Je n’ai pas l’habitude d’employer la première personne lorsque je rédige mes textes. J’ai plutôt pour coutume de respecter les normes journalistiques, de rapporter l’information en toute neutralité. Mais pour ce coup-ci, il faut que ça soit fait autrement.
L’ajout de Martin au sein de l’organisation des Blue Jays m’a fait réfléchir sur l’avenir des Jays, puis constater qu’il s’annonce excessivement rayonnant. La banque de jeunes joueurs prometteurs continue de grandir à Toronto et tout indique que dans trois ou quatre ans, les Jays donneront du fil à retordre à leurs opposants.
Et ça a tout pour me plaire.
Voir que la seule équipe canadienne possède des atouts pour fleurir en une équipe qui attire le succès, ça me plaît. Voir que la seule équipe de mon pays qui fait partie du baseball majeur est bien structurée et semble savoir où elle veut se rendre à moyen et à long terme, j’aime ça.

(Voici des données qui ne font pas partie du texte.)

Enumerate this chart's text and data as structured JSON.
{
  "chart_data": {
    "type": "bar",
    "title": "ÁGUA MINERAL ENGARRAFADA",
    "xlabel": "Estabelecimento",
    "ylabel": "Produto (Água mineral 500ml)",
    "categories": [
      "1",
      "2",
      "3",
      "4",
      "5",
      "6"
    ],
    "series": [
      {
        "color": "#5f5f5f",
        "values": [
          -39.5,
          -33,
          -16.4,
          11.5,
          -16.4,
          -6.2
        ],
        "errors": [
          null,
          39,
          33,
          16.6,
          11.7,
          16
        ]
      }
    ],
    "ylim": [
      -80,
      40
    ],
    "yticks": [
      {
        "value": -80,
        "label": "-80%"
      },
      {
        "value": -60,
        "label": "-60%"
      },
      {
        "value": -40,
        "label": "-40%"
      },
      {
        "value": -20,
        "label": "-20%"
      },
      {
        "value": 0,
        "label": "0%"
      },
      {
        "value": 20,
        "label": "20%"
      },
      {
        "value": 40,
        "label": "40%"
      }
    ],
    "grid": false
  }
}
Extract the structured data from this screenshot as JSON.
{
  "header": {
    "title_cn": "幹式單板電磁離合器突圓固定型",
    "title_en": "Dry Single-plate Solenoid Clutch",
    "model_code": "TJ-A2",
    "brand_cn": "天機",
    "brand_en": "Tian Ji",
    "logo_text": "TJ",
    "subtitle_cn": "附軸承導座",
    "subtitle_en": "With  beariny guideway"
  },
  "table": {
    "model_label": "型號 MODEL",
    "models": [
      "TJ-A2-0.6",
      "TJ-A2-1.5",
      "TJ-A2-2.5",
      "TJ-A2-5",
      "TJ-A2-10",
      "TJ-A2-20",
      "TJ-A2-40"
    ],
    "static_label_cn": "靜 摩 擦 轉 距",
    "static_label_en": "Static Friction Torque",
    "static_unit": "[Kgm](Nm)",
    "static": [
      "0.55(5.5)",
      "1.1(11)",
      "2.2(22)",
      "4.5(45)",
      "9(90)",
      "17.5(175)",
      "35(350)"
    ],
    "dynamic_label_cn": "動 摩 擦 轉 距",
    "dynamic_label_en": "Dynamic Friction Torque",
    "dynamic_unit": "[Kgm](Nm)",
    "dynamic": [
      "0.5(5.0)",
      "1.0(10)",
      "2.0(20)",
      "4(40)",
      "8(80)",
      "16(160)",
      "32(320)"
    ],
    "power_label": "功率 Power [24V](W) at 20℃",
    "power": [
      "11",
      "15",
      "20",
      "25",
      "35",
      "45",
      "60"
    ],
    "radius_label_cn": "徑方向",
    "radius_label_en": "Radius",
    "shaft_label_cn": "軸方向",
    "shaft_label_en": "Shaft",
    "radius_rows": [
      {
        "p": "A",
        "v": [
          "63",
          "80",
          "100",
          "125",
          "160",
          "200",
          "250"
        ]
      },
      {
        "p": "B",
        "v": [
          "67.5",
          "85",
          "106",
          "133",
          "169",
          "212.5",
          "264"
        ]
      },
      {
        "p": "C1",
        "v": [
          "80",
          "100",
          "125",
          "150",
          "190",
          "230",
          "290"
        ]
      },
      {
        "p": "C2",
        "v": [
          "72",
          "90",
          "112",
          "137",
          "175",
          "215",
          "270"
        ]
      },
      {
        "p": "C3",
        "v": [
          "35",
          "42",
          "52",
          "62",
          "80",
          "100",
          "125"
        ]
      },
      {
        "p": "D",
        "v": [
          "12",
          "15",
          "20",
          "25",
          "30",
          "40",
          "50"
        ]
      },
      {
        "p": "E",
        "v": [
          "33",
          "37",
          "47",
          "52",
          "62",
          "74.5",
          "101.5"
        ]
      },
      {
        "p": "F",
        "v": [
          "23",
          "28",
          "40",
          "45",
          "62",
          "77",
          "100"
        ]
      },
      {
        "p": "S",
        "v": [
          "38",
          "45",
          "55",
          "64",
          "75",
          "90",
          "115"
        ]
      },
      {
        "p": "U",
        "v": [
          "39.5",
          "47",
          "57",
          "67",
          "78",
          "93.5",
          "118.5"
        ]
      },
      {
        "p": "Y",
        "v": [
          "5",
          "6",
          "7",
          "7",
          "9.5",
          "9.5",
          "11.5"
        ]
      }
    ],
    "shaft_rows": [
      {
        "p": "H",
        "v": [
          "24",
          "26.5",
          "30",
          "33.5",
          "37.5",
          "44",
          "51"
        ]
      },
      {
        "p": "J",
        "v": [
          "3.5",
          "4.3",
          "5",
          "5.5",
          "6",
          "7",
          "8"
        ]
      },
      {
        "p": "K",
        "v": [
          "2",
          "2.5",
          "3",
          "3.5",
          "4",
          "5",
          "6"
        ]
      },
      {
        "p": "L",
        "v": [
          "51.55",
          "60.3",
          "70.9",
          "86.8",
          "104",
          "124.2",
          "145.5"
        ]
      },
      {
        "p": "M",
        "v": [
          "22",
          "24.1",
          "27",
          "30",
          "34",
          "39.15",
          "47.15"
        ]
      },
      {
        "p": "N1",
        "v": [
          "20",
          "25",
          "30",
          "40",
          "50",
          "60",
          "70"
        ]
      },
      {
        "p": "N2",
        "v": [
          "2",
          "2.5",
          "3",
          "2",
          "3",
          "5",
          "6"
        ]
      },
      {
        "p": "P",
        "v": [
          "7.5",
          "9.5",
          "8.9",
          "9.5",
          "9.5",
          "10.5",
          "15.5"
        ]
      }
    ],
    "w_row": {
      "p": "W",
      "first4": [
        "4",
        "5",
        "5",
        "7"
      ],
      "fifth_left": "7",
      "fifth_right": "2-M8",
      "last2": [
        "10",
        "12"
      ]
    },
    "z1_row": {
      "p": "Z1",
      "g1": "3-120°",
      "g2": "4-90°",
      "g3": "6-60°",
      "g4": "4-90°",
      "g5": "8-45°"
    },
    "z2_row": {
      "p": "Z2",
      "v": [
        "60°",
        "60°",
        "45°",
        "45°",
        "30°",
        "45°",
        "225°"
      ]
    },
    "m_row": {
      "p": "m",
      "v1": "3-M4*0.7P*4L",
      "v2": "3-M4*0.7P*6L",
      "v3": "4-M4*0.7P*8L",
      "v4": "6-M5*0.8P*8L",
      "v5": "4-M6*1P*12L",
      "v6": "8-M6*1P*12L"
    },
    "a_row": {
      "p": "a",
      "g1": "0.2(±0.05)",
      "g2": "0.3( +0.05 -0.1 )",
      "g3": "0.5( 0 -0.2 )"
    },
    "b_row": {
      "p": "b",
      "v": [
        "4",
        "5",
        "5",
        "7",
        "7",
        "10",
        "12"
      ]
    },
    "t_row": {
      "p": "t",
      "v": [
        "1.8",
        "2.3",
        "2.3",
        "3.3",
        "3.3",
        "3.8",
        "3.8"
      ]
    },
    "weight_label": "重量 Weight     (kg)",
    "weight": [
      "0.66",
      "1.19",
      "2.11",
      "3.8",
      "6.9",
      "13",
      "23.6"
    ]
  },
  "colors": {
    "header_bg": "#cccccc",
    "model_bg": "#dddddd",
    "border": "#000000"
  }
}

Quand je pense aux Blue Jays, je ne pense pas aux vétérans ou aux joueurs qui sont là pour remplir des trous le temps que les jeunes aient pris assez de maturité pour occuper un poste régulier dans les Majeures.
Je pense aux jeunes.
Je pense à Vladimir Guerrero Jr., natif de Montréal et cogneur de puissance.
Je pense à Bo Bichette, ce jeune arrêt-court qui a reçu une ovation à la plaque lors de son dernier passage au Stade olympique.
Je pense au deuxième but Cavan Biggio, fils du membre du Temple de la renommée Craig Biggio.
Je pense à Rowdy Tellez, ce frappeur en puissance à la carrure d’une armoire à glace.
Je pense à Lourdes Gurriel Jr., ce Cubain qui régit le champ gauche.
Je pense à Alek Manoah, choix de première ronde en 2019 et lanceur qui se démène comme un forcené pour progresser.
Et je pense à Austin Martin, que mon estimé collègue Charles-Alexis Brisebois qualifie si adéquatement de « vol en plein jour ».
Ajoutons au mélange le droitier Nate Pearson (8), l’arrêt-court Jordan Groshans (75) et l’autre droitier Simeon Woods Richardson (98), trois espoirs du top-100 selon le MLB Pipeline, et tous vos souhaits (ou presque) sont exaucés.
Si, tout comme moi, deux ou trois frissons vont ont parcouru l’échine dorsale à la lecture de ces noms et à l’anticipation du genre d’équipe qu’ils formeront dans quelques années, vous pouvez vous aussi dire que l’avenir des Blue Jays a tout pour vous exciter.